Personal information
- Full name: Richard Joseph Hart
- Born: 7 December 1967 (age 58) Beckenham, Kent, England
- Batting: Left-handed
- Bowling: Slow left-arm orthodox

Domestic team information
- 1987–1988: Cambridge University

Career statistics
| Competition | First-class |
| Matches | 9 |
| Runs scored | 53 |
| Batting average | 4.41 |
| 100s/50s | –/– |
| Top score | 12 |
| Balls bowled | 1,400 |
| Wickets | 13 |
| Bowling average | 54.46 |
| 5 wickets in innings | – |
| 10 wickets in match | – |
| Best bowling | 4/66 |
| Catches/stumpings | 1/– |
- Source: Cricinfo, 10 January 2022

= Richard Hart (cricketer) =

English cricketer

Richard Joseph Hart (born 7 December 1967) is an English former first-class cricketer.
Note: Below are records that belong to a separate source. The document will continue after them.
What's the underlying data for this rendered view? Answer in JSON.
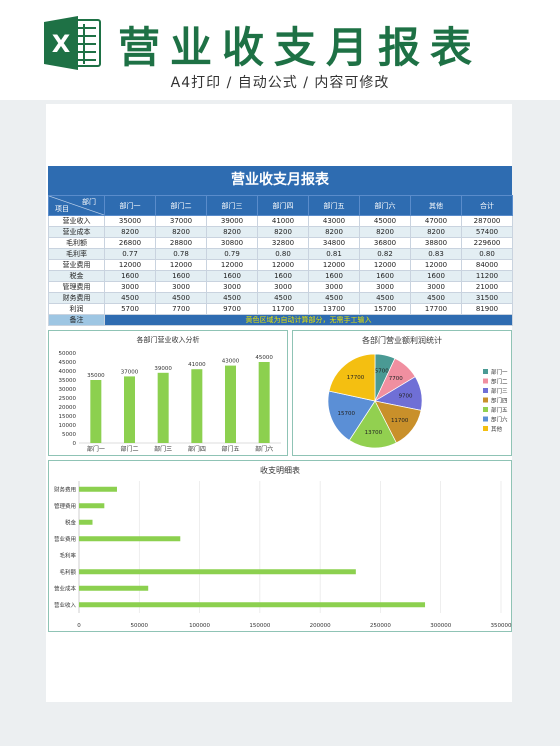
{
  "header": {
    "title": "营业收支月报表",
    "subtitle": "A4打印 / 自动公式 / 内容可修改",
    "logo_letter": "X",
    "brand_color": "#1e7145"
  },
  "table": {
    "title": "营业收支月报表",
    "corner_top": "部门",
    "corner_bottom": "项目",
    "columns": [
      "部门一",
      "部门二",
      "部门三",
      "部门四",
      "部门五",
      "部门六",
      "其他",
      "合计"
    ],
    "rows": [
      {
        "label": "营业收入",
        "cells": [
          "35000",
          "37000",
          "39000",
          "41000",
          "43000",
          "45000",
          "47000",
          "287000"
        ]
      },
      {
        "label": "营业成本",
        "cells": [
          "8200",
          "8200",
          "8200",
          "8200",
          "8200",
          "8200",
          "8200",
          "57400"
        ]
      },
      {
        "label": "毛利额",
        "cells": [
          "26800",
          "28800",
          "30800",
          "32800",
          "34800",
          "36800",
          "38800",
          "229600"
        ]
      },
      {
        "label": "毛利率",
        "cells": [
          "0.77",
          "0.78",
          "0.79",
          "0.80",
          "0.81",
          "0.82",
          "0.83",
          "0.80"
        ]
      },
      {
        "label": "营业费用",
        "cells": [
          "12000",
          "12000",
          "12000",
          "12000",
          "12000",
          "12000",
          "12000",
          "84000"
        ]
      },
      {
        "label": "税金",
        "cells": [
          "1600",
          "1600",
          "1600",
          "1600",
          "1600",
          "1600",
          "1600",
          "11200"
        ]
      },
      {
        "label": "管理费用",
        "cells": [
          "3000",
          "3000",
          "3000",
          "3000",
          "3000",
          "3000",
          "3000",
          "21000"
        ]
      },
      {
        "label": "财务费用",
        "cells": [
          "4500",
          "4500",
          "4500",
          "4500",
          "4500",
          "4500",
          "4500",
          "31500"
        ]
      },
      {
        "label": "利润",
        "cells": [
          "5700",
          "7700",
          "9700",
          "11700",
          "13700",
          "15700",
          "17700",
          "81900"
        ]
      }
    ],
    "note_label": "备注",
    "note_text": "黄色区域为自动计算部分，无需手工输入",
    "header_color": "#2e6cb1"
  },
  "chart_data": [
    {
      "type": "bar",
      "title": "各部门营业收入分析",
      "categories": [
        "部门一",
        "部门二",
        "部门三",
        "部门四",
        "部门五",
        "部门六"
      ],
      "values": [
        35000,
        37000,
        39000,
        41000,
        43000,
        45000
      ],
      "ylim": [
        0,
        50000
      ],
      "yticks": [
        "0",
        "5000",
        "10000",
        "15000",
        "20000",
        "25000",
        "30000",
        "35000",
        "40000",
        "45000",
        "50000"
      ],
      "data_labels": [
        "35000",
        "37000",
        "39000",
        "41000",
        "43000",
        "45000"
      ],
      "color": "#8cd04f"
    },
    {
      "type": "pie",
      "title": "各部门营业额利润统计",
      "labels": [
        "部门一",
        "部门二",
        "部门三",
        "部门四",
        "部门五",
        "部门六",
        "其他"
      ],
      "values": [
        5700,
        7700,
        9700,
        11700,
        13700,
        15700,
        17700
      ],
      "data_labels": [
        "5700",
        "7700",
        "9700",
        "11700",
        "13700",
        "15700",
        "17700"
      ],
      "colors": [
        "#4a9a94",
        "#f08fa0",
        "#6f6fd6",
        "#c9902a",
        "#92d050",
        "#5b8fd6",
        "#f4bf11"
      ],
      "legend_position": "right"
    },
    {
      "type": "bar",
      "orientation": "horizontal",
      "title": "收支明细表",
      "categories": [
        "营业收入",
        "营业成本",
        "毛利额",
        "毛利率",
        "营业费用",
        "税金",
        "管理费用",
        "财务费用"
      ],
      "values": [
        287000,
        57400,
        229600,
        0.8,
        84000,
        11200,
        21000,
        31500
      ],
      "xlim": [
        0,
        350000
      ],
      "xticks": [
        "0",
        "50000",
        "100000",
        "150000",
        "200000",
        "250000",
        "300000",
        "350000"
      ],
      "color": "#8cd04f"
    }
  ]
}
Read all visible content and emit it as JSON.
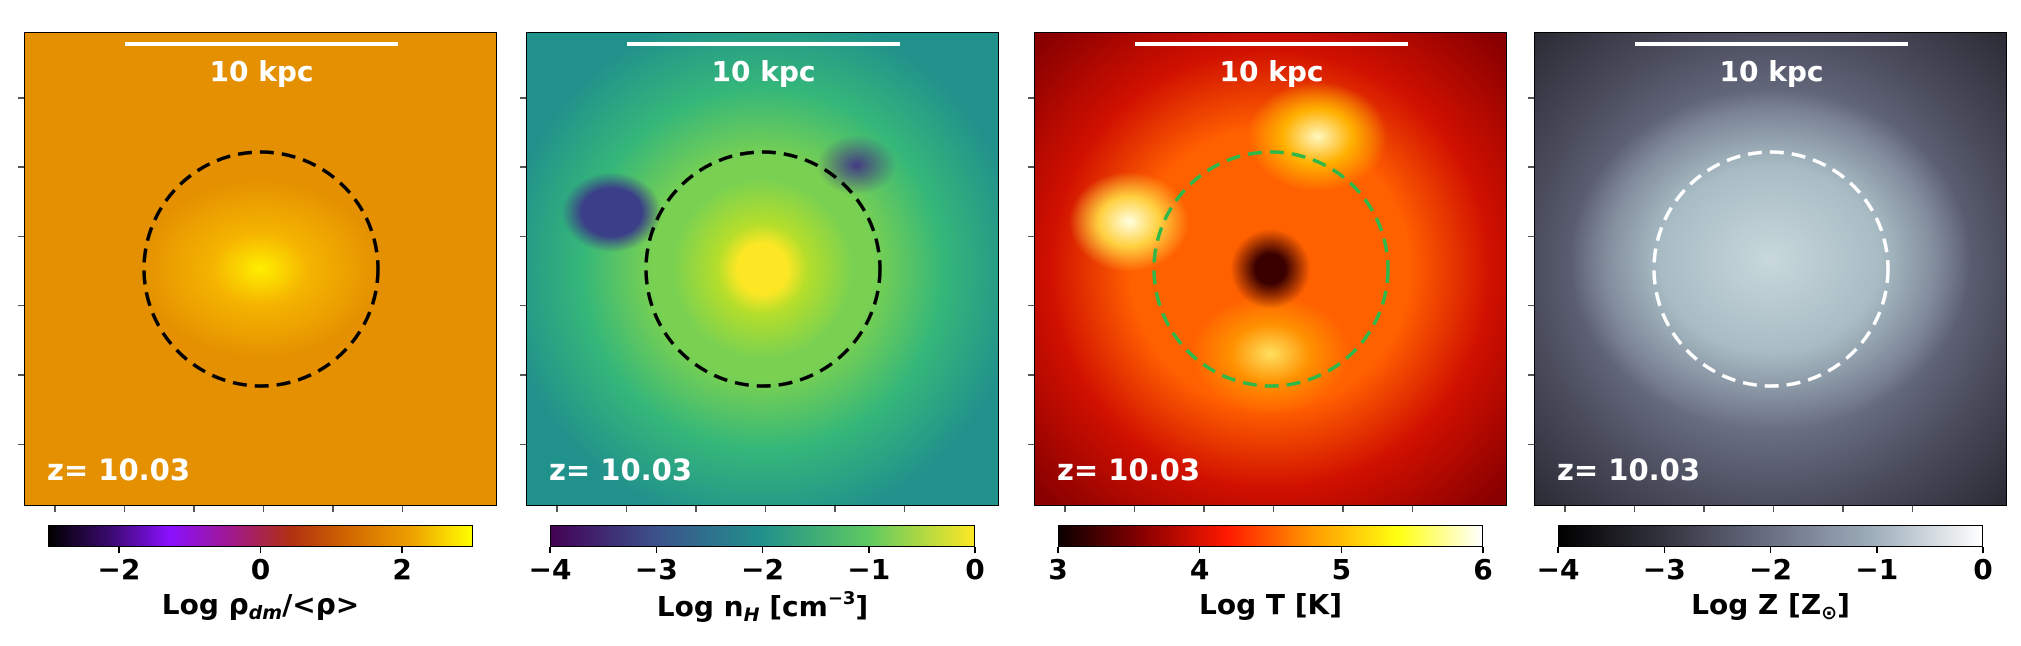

Hart was born at Beckenham in December 1967. He was educated at Eltham College, before going up to Caius College, Cambridge. While studying at Cambridge, he played first-class cricket for Cambridge University Cricket Club in 1987 and 1988, making nine appearances. Playing as a slow left-arm orthodox bowler, he took 13 wickets at an average of 54.56, with best figures of 4 for 66. As a lower order batsman, he scored 53 runs with a highest score of 12.